Nonetheless, there are meaningful insights to glean, he said.
“It seems pretty clear that, while most systems prepare for some kind of disaster, many were unprepared for a pandemic. Also, when it comes to staffing, there is a true cost human cost of people getting ill and people burning out. That is universal,” Mahajan said. “Beyond that, there are definitely lessons learned. How did system create effective triage area in a tent? How did they expand ICU space? Those anecdotal stories are extremely valuable.”
A manuscript is in progress. Beyond reporting and contextualizing the initial survey results, next steps planned include follow-up surveys focused on individual topics such as staff wellness and burnout. Mahajan also hopes to coordinate with the EMERGE network sites that are able to share patient data internationally for a multi-center study looking at which patients are most likely to improve and recover.

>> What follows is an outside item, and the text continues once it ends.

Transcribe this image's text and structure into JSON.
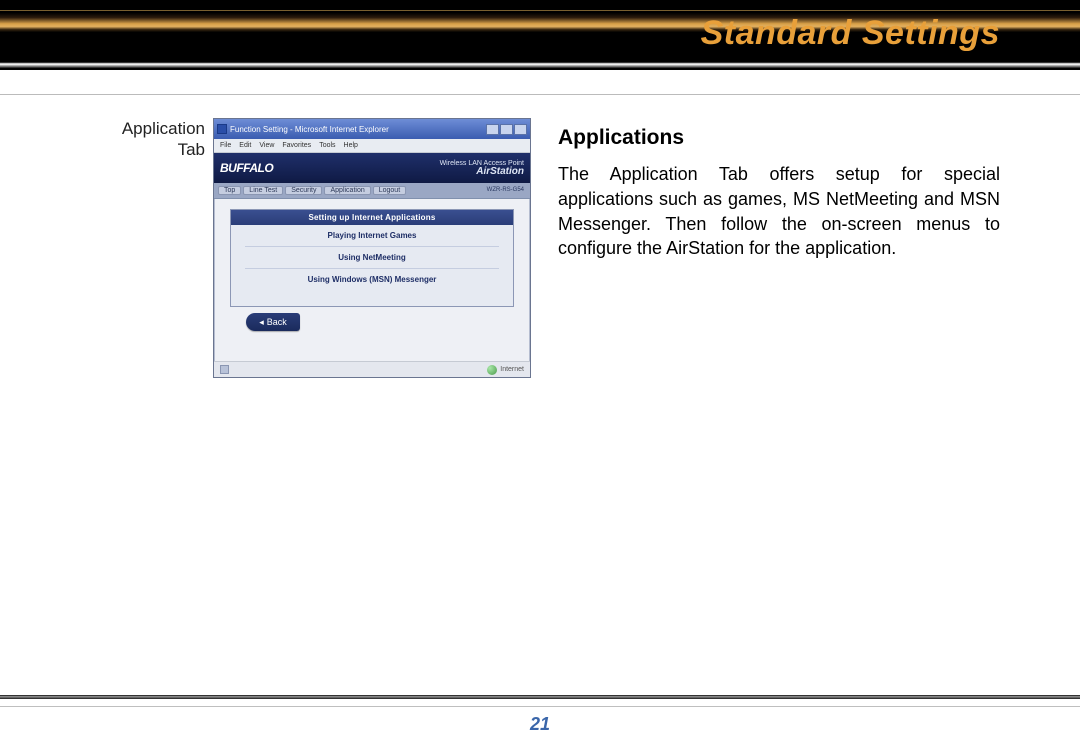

A secondary goal: to continue to grow the number of EMERGE member sites. Three non-member sites who completed the survey have subsequently joined the network, bringing the total number to 26 and counting.
“This survey is an incredible opportunity show the value of our the network,” Mahajan said. “COVID has clearly demonstrated that the world is borderless. You need international collaboration and knowledge sharing to understand and improve.”